Ananse Arts is named after the popular stories about a spider-god, Anansi or Ananse.
Anansi often takes the shape of a spider, but is also appears in his original human form and is considered to be the god of all knowledge of stories. He is also one of the most important characters of West African and Caribbean folklore. The stories were first told in Ghana by the Ashanti people and are extremely popular in Jamaica and many other parts of the West Indies. West Africans originally considered Anansi to be the creator of the world and he was often called Kwaku or Kweku Ananse. In some stories Anansi is the son of Nyame, the sky god, who becomes so annoyed with his son’s mischief and trickery that he turns him into a spider. Anansi often acted as a communicator between humans in their dealings with the sky god Nyame.

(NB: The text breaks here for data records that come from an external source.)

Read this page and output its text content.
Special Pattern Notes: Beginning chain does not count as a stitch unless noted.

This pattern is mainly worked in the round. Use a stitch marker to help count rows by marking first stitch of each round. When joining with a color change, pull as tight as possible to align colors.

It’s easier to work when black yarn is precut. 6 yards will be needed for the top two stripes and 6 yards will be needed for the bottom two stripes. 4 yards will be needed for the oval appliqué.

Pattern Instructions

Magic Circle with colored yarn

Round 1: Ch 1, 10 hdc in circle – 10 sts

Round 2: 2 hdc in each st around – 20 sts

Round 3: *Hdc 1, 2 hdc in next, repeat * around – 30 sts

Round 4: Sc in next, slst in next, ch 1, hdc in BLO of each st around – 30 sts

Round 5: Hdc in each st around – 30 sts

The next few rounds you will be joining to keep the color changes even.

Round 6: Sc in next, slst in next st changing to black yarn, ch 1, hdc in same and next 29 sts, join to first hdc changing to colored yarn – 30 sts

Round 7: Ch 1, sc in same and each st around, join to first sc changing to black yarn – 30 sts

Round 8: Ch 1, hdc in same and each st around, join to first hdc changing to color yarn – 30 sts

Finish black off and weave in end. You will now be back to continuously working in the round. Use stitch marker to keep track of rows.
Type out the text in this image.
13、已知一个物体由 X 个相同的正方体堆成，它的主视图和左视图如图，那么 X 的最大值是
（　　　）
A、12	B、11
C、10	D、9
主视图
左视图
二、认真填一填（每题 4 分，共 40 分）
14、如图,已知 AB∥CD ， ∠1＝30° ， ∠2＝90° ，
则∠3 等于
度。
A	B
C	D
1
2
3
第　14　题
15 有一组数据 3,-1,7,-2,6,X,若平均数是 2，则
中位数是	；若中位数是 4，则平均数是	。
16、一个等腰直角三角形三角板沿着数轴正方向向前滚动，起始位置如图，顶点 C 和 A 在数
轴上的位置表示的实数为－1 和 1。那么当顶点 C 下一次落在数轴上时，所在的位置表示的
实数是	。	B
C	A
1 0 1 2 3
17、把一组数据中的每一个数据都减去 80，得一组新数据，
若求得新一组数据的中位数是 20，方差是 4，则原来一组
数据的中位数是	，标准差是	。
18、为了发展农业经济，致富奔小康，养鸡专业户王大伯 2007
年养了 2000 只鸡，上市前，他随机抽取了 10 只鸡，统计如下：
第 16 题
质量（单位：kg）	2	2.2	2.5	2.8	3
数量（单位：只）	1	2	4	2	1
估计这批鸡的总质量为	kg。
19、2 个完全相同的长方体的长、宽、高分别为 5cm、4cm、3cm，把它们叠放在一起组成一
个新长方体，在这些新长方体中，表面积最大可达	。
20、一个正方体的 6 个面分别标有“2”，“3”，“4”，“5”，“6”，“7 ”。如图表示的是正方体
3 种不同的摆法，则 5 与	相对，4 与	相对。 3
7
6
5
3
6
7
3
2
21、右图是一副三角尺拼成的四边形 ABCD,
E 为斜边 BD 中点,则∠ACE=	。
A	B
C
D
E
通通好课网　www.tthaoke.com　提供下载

It is believed that Anansi persuaded Nyame to give both rain and the night to people.
Anansi stories were told by elders to pass down knowledge and moral messages to the younger generations. Sometimes the stories were acted out by the storyteller, or even sung with dancing and drumming. Anansi, the spider, pits his cunning (usually with success) against superior strength. Anansi stories are part of an ancient mythology which concerns the interaction between divine and semi-divine beings, royalty, humans, animals, plants and seemingly inanimate objects. These stories continue to provide a moral foundation for the community.

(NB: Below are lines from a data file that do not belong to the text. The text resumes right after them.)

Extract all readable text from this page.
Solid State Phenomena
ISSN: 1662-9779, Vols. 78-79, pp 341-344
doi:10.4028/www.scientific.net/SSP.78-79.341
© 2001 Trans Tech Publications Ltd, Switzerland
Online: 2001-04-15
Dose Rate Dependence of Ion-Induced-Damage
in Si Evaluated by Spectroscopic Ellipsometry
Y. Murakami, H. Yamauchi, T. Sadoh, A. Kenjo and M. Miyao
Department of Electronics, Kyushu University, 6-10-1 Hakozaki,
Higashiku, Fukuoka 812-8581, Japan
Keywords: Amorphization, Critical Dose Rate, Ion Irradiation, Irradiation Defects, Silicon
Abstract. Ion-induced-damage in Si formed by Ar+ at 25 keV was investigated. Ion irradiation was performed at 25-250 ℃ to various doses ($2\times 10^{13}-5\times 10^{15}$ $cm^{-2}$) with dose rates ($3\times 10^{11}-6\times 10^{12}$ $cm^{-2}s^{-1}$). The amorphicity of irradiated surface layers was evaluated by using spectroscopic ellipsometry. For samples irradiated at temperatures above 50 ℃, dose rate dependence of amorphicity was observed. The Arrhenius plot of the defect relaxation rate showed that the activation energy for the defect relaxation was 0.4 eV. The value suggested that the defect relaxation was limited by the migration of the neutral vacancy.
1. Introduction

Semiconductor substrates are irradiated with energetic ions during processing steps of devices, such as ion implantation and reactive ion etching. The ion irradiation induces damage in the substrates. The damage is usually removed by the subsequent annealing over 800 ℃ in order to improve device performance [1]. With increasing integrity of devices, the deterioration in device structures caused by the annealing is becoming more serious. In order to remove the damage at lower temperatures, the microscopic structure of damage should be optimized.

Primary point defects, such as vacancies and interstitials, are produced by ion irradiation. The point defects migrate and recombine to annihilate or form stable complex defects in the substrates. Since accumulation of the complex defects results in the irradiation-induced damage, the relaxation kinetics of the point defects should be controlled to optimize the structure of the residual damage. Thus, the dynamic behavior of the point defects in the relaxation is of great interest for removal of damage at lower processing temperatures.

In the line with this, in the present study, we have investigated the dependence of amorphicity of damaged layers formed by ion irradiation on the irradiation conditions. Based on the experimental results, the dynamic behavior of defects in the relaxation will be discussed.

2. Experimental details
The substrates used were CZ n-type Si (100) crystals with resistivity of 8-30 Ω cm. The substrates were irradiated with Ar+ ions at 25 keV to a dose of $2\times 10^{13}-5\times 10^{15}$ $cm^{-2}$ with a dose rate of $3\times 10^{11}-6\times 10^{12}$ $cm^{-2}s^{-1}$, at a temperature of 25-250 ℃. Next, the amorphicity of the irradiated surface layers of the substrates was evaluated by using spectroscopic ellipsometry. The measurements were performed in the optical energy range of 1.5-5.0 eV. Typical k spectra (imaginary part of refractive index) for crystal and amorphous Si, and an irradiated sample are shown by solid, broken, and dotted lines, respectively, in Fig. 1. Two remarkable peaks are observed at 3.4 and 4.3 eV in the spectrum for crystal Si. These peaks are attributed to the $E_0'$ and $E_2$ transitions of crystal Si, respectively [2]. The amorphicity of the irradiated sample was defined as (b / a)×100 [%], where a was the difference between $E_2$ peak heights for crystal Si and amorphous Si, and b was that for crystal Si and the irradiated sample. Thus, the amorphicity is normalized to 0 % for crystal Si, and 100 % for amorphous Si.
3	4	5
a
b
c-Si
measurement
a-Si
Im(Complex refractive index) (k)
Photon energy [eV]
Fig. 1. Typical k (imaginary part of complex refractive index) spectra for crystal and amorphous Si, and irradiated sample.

There are many narratives of power in the life of Ananse. He is credited in some stories with the creation of the Sun, the Moon, the Stars, and the Planets. In others, it is said that Ananse is the one who brought writing, agriculture, and hunting to Earth, teaching humans in the process how to take care of themselves. Ananse once collected all of the wisdom of the world in a calabash to hold for himself because he did not trust humans with such potent knowledge and information. However, wisdom kept spilling out of the calabash, and he soon saw how futile it was for one person to try to know everything and to hold it for himself. In fact, it is far better, as Ananse understood, for knowledge and wisdom to be distributed among all people, so that is exactly what he did.